Paper: https://www.eecs.tufts.edu/~dsculley/papers/fastkmeans.pdf

From abstract: We present two modifications to the popular k-means clus- tering algorithm to address the extreme requirements for latency, scalability, and sparsity encountered in user-facing web applications. First, we propose the use of mini-batch optimization for k-means clustering. This reduces compu- tation cost by orders of magnitude compared to the classic batch algorithm while yielding significantly better solutions than online stochastic gradient descent. Second, we achieve sparsity with projected gradient descent, and give a fast ε- accurate projection onto the L1-ball. Source code is freely available: http://code.google.com/p/sofia-ml

Other considerations

KModes - Clustering with Categorical Values.
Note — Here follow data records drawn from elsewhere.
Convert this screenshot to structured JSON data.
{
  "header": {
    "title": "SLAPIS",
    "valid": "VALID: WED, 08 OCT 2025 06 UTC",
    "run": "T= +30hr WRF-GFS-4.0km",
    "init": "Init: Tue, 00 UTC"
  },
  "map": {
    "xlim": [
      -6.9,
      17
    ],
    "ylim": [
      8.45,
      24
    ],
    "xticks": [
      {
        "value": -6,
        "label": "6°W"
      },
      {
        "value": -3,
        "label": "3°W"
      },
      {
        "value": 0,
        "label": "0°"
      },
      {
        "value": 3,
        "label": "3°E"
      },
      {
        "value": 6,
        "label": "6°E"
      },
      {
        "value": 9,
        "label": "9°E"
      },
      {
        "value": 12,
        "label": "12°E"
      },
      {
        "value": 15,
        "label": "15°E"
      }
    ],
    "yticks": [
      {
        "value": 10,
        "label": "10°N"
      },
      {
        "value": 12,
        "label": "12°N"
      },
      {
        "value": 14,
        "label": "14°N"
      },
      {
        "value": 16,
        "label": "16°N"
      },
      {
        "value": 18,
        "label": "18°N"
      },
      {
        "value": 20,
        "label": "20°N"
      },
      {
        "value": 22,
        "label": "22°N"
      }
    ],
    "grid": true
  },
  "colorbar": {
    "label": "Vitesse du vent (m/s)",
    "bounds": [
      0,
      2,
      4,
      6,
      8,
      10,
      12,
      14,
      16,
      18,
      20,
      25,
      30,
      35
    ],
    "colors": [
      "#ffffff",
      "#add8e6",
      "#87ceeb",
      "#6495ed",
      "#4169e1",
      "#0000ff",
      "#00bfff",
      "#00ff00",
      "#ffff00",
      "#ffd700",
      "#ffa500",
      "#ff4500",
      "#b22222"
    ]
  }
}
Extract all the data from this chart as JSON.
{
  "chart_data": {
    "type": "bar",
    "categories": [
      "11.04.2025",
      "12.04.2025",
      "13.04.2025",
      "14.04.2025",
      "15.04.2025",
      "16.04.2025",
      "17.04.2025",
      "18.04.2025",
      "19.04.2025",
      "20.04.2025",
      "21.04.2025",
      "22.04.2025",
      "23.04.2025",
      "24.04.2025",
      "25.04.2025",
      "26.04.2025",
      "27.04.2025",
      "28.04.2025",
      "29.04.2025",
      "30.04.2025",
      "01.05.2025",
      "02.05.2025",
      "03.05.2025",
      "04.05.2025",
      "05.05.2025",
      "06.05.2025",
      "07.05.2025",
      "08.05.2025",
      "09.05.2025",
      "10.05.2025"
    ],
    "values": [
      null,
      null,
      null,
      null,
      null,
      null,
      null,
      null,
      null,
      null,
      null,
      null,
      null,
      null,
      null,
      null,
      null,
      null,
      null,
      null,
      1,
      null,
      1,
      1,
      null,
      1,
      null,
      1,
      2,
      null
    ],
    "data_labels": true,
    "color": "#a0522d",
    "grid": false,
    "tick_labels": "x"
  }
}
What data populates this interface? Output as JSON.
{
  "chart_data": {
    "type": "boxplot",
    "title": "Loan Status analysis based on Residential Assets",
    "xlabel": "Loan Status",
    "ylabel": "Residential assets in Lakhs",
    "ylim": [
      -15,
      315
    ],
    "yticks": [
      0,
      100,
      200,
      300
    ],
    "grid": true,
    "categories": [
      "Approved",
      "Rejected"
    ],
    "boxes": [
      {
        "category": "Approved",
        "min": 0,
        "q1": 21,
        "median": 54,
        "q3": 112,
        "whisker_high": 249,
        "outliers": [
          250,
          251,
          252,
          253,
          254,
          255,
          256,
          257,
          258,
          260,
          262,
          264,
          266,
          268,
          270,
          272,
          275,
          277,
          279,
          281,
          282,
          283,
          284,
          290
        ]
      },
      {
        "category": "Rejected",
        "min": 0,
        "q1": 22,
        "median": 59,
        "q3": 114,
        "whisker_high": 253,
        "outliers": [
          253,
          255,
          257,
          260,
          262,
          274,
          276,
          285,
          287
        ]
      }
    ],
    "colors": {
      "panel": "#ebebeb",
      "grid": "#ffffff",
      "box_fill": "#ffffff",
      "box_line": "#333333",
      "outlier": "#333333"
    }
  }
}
Paper: Extensions to the k-Means Algorithm for Clustering Large Data Sets with Categorical Values: http://citeseerx.ist.psu.edu/viewdoc/download?doi=10.1.1.15.4028&rep=rep1&type=pdf

From abstract:

The k-means algorithm is well known for its efficiency in clustering large data sets. However, working only on numeric values prohibits it from being used to cluster real world data containing categorical values. In this paper we present two algorithms which extend the k-means algorithm to categorical domains and domains with mixed numeric and categorical values. The k-modes algorithm uses a simple matching dissimilarity measure to deal with categorical objects, replaces the means of clusters with modes, and uses a frequency-based method to update modes in the clustering process to minimise the clustering cost function. With these extensions the k-modes algorithm enables the clustering of categorical data in a fashion similar to k-means. The k-prototypes algorithm, through the definition of a combined dissimilarity measure, further integrates the k-means and k-modes algorithms to allow for clustering objects described by mixed numeric and categorical attributes. We use the well known soybean disease and credit approval data sets to demonstrate the clustering performance of the two algorithms. Our experiments on two real world data sets with half a million objects each show that the two algorithms are efficient when clustering large data sets, which is critical to data mining applications.

DeepCluster

Paper: Deep Clustering for Unsupervised Learning of Visual Features (https://arxiv.org/pdf/1807.05520.pdf).

From abstract:

Clustering is a class of unsupervised learning methods that has been extensively applied and studied in computer vision. Little work has been done to adapt it to the end-to-end training of visual features on large scale datasets. In this work, we present DeepCluster, a clustering method that jointly learns the parameters of a neural network and the cluster assignments of the resulting features. DeepCluster iteratively groups the features with a standard clustering algorithm, kmeans, and uses the subsequent assignments as supervision to update the weights of the network. We apply DeepCluster to the unsupervised training of convolutional neural networks on large datasets like ImageNet and YFCC100M. The resulting model outperforms the current state of the art by a significant margin on all the standard benchmarks.